No. 1 will be his relationship with new coach Randy Carlyle, who is notoriously tough on players who cheat in their defensive play.

No. 2 is if Kessel can keep producing at what was far and away a career-best rate or if he settles back into the 65-point region.

And No. 3 is that this will be the second last year of the five-year contract Brian Burke signed him to back in the fall of 2009.

A great season on the ice for the Leafs and under Carlyle’s system, including a playoff berth, and you can presume the contract extensions talks will begin to start. Kessel can re-sign up to an eight-year deal beginning on July 1, less than sixth months from now, and that figures to be one of the franchise’s biggest storylines in that timeframe.

Given the paucity of free agent talent available every year and his offensive production (with as many goals as all but seven others leaguewide the last four years), Kessel would likely command a long-term deal in the $7.5-million a season range.

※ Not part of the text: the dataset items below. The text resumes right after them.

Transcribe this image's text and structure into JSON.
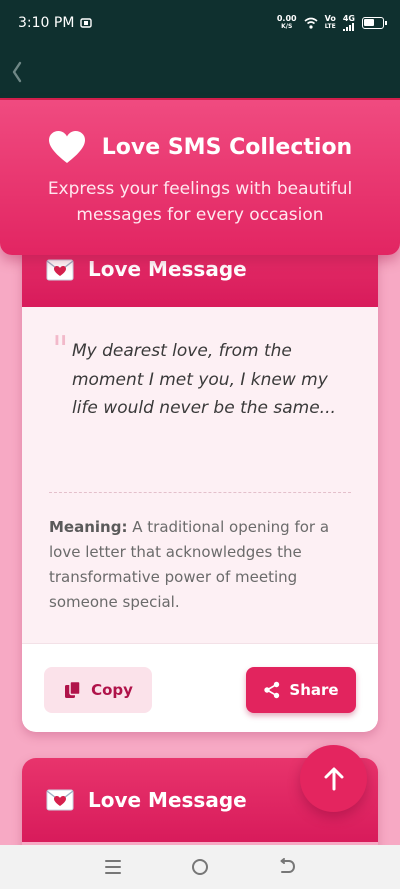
{
  "status_bar": {
    "time": "3:10 PM",
    "net_speed_value": "0.00",
    "net_speed_unit": "K/S",
    "volte_top": "Vo",
    "volte_bottom": "LTE",
    "network": "4G"
  },
  "header": {
    "title": "Love SMS Collection",
    "subtitle": "Express your feelings with beautiful messages for every occasion"
  },
  "cards": [
    {
      "title": "Love Message",
      "message": "My dearest love, from the moment I met you, I knew my life would never be the same...",
      "meaning_label": "Meaning:",
      "meaning_text": " A traditional opening for a love letter that acknowledges the transformative power of meeting someone special.",
      "copy_label": "Copy",
      "share_label": "Share"
    },
    {
      "title": "Love Message"
    }
  ],
  "colors": {
    "primary": "#e2245e",
    "app_bar": "#0f302f",
    "background": "#f7a9c4"
  }
}
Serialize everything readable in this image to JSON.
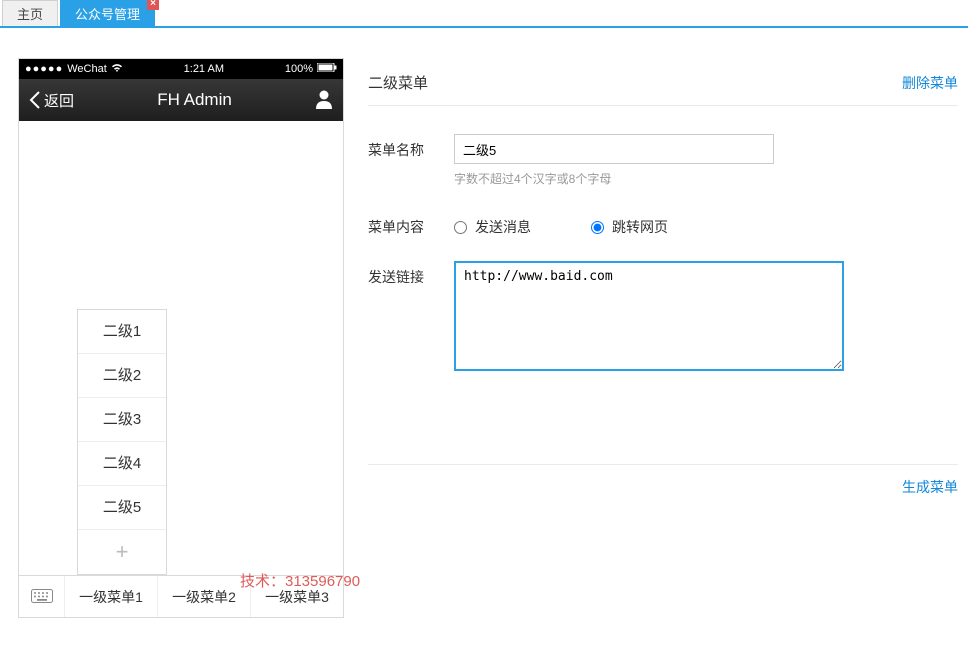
{
  "tabs": {
    "home": "主页",
    "active": "公众号管理"
  },
  "phone": {
    "status_carrier": "WeChat",
    "status_time": "1:21 AM",
    "status_battery": "100%",
    "back_label": "返回",
    "title": "FH Admin",
    "sub_items": [
      "二级1",
      "二级2",
      "二级3",
      "二级4",
      "二级5"
    ],
    "bottom": [
      "一级菜单1",
      "一级菜单2",
      "一级菜单3"
    ]
  },
  "form": {
    "header_title": "二级菜单",
    "delete_label": "删除菜单",
    "name_label": "菜单名称",
    "name_value": "二级5",
    "name_hint": "字数不超过4个汉字或8个字母",
    "content_label": "菜单内容",
    "radio_send": "发送消息",
    "radio_link": "跳转网页",
    "link_label": "发送链接",
    "link_value": "http://www.baid.com",
    "generate_label": "生成菜单"
  },
  "watermark": "技术：313596790"
}
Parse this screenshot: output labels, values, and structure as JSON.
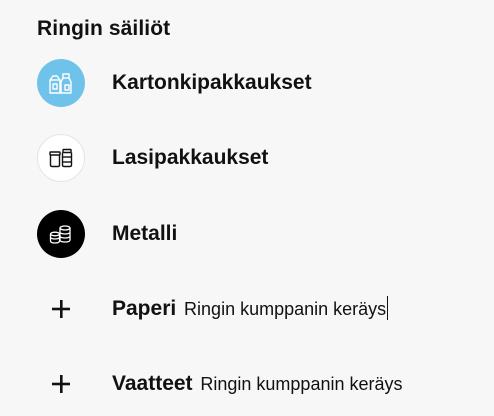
{
  "section": {
    "title": "Ringin säiliöt"
  },
  "items": [
    {
      "label": "Kartonkipakkaukset",
      "icon": "carton-icon",
      "color": "#6fc3eb"
    },
    {
      "label": "Lasipakkaukset",
      "icon": "glass-jars-icon",
      "color": "#ffffff"
    },
    {
      "label": "Metalli",
      "icon": "metal-cans-icon",
      "color": "#000000"
    },
    {
      "label": "Paperi",
      "sublabel": "Ringin kumppanin keräys",
      "icon": "plus-icon"
    },
    {
      "label": "Vaatteet",
      "sublabel": "Ringin kumppanin keräys",
      "icon": "plus-icon"
    }
  ]
}
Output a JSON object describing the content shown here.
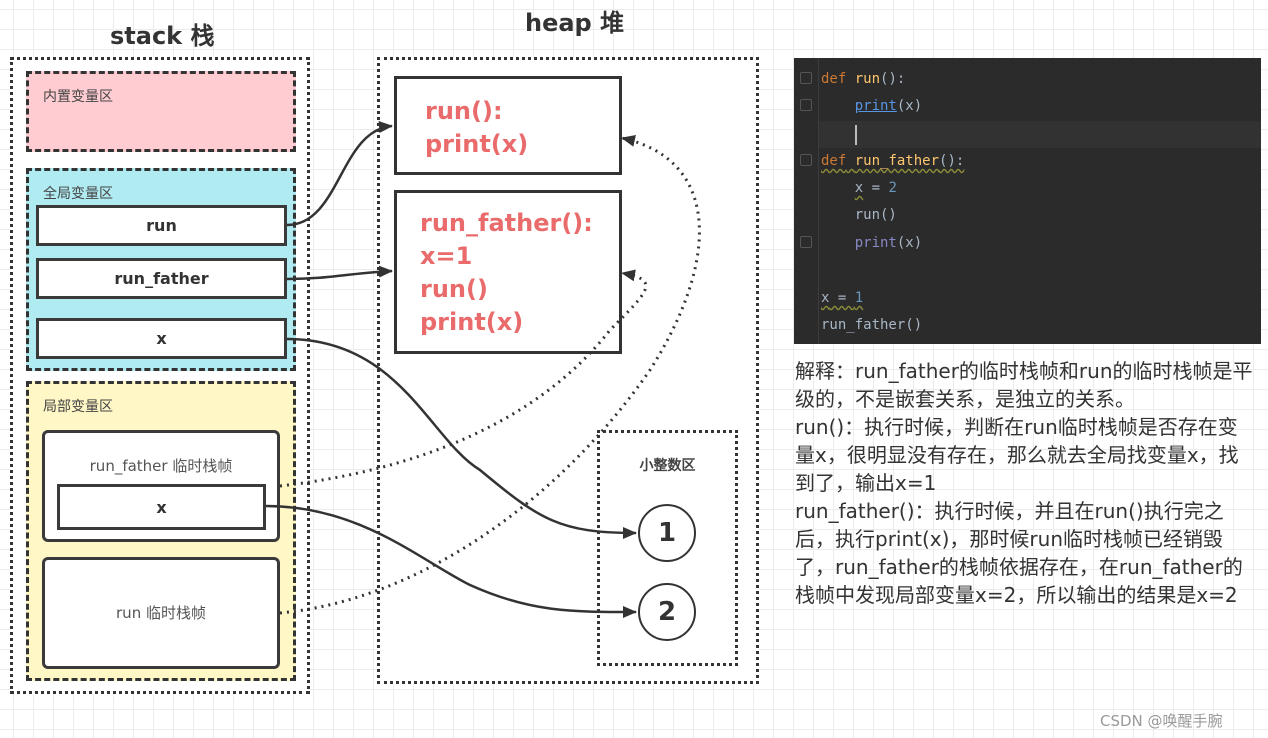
{
  "stack": {
    "title": "stack 栈",
    "builtin_zone": {
      "label": "内置变量区",
      "color": "#ffccd2"
    },
    "global_zone": {
      "label": "全局变量区",
      "color": "#b0ebf2",
      "vars": [
        "run",
        "run_father",
        "x"
      ]
    },
    "local_zone": {
      "label": "局部变量区",
      "color": "#fff7c6",
      "frames": [
        {
          "label": "run_father 临时栈帧",
          "vars": [
            "x"
          ]
        },
        {
          "label": "run 临时栈帧",
          "vars": []
        }
      ]
    }
  },
  "heap": {
    "title": "heap 堆",
    "objects": [
      {
        "lines": [
          "run():",
          "print(x)"
        ]
      },
      {
        "lines": [
          "run_father():",
          "x=1",
          "run()",
          "print(x)"
        ]
      }
    ],
    "small_int_zone": {
      "label": "小整数区",
      "values": [
        "1",
        "2"
      ]
    },
    "text_color": "#ea6b6b"
  },
  "arrows": [
    {
      "from": "global.run",
      "to": "heap.run",
      "style": "solid"
    },
    {
      "from": "global.run_father",
      "to": "heap.run_father",
      "style": "solid"
    },
    {
      "from": "global.x",
      "to": "small_int.1",
      "style": "solid"
    },
    {
      "from": "run_father_frame.x",
      "to": "small_int.2",
      "style": "solid"
    },
    {
      "from": "run_father_frame",
      "to": "heap.run_father",
      "style": "dotted"
    },
    {
      "from": "run_frame",
      "to": "heap.run",
      "style": "dotted"
    }
  ],
  "code_editor": {
    "lines": [
      "def run():",
      "    print(x)",
      "    ",
      "def run_father():",
      "    x = 2",
      "    run()",
      "    print(x)",
      "",
      "x = 1",
      "run_father()"
    ],
    "tokens": {
      "def": "def",
      "run": "run",
      "run_father": "run_father",
      "paren_colon": "():",
      "print": "print",
      "arg_x": "(x)",
      "x": "x",
      "eq": " = ",
      "two": "2",
      "one": "1",
      "run_call": "run()",
      "run_father_call": "run_father()"
    }
  },
  "explanation": {
    "paragraphs": [
      "解释：run_father的临时栈帧和run的临时栈帧是平级的，不是嵌套关系，是独立的关系。",
      "run()：执行时候，判断在run临时栈帧是否存在变量x，很明显没有存在，那么就去全局找变量x，找到了，输出x=1",
      "run_father()：执行时候，并且在run()执行完之后，执行print(x)，那时候run临时栈帧已经销毁了，run_father的栈帧依据存在，在run_father的栈帧中发现局部变量x=2，所以输出的结果是x=2"
    ]
  },
  "watermark": "CSDN @唤醒手腕"
}
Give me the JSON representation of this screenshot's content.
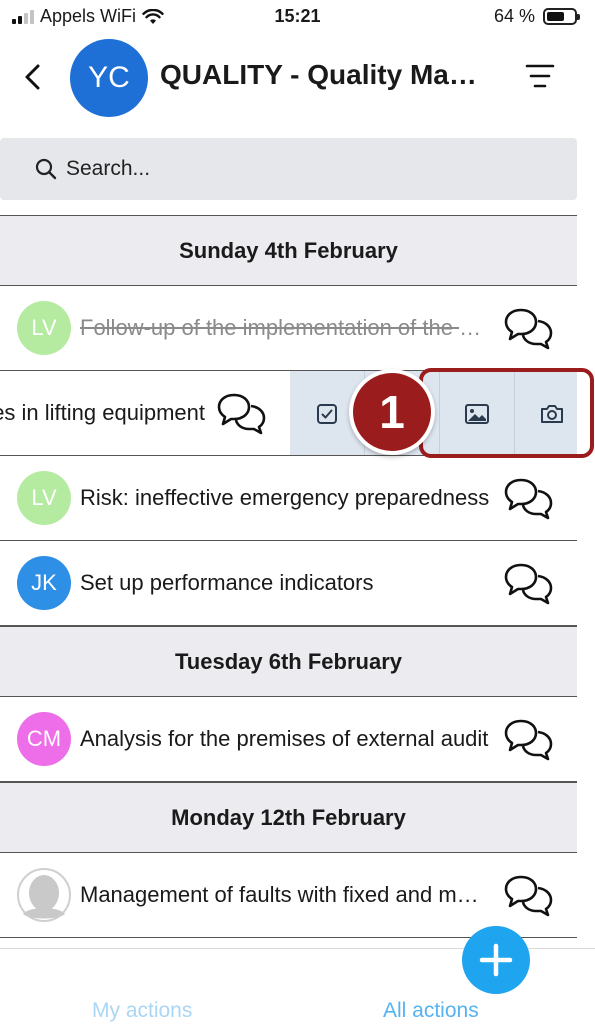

The flipside to the great season scenario, however, is another poor one for the team, something that you have to believe would cause Kessel to have second thoughts about staying beyond 2014.

Kessel obviously isn’t getting into all of that yet, on the second day of training camp. But the one thing he did talk about is Carlyle’s changes to the team’s playing style, which will need to be successful for them to have any shot at improving on last season.

“He told us as a team we have to be better defensively,” Kessel said. “He’s not going to take away the offensive abilities of guys, but we have to be better defensively to win hockey games.”

Carlyle, meanwhile, had a good answer to the first of what will be many Kessel questions he’ll face this year.

“The Phil Kessel situation with myself is no different than dealing with Teemu Selanne, Corey Perry, Ryan Getzlaf,” he said. “Very elite level players. When it’s his turn to be first on the back check, or his turn to be first on the forecheck, he better be first.

“I don’t think you can not hold those players to that standard. And he knows that.”

A few more quotes from Kessel on Monday:

On being in the spotlight as a shy superstar in Toronto: “You know, the fans here are great. There’s a lot of media obviously. But I love playing here. I don’t think you guys are too bad here.”

On not being on a line with Joffrey Lupul on Day 1: “It’s camp, right? You always start trying to figure things out and there’s still a lot of time to go here to see what you have.”

On the Tyler Bozak-to-Vancouver trade rumours: “Tyler’s a good player. I don’t want him to be traded, but it’s part of hockey. Everyone gets traded sometime. If he has to go, I’ll be sad, because he’s a good friend of mine.”

On not playing in Europe during the lockout: “I just thought it was best to stay around here and try to stay as ready as I can.”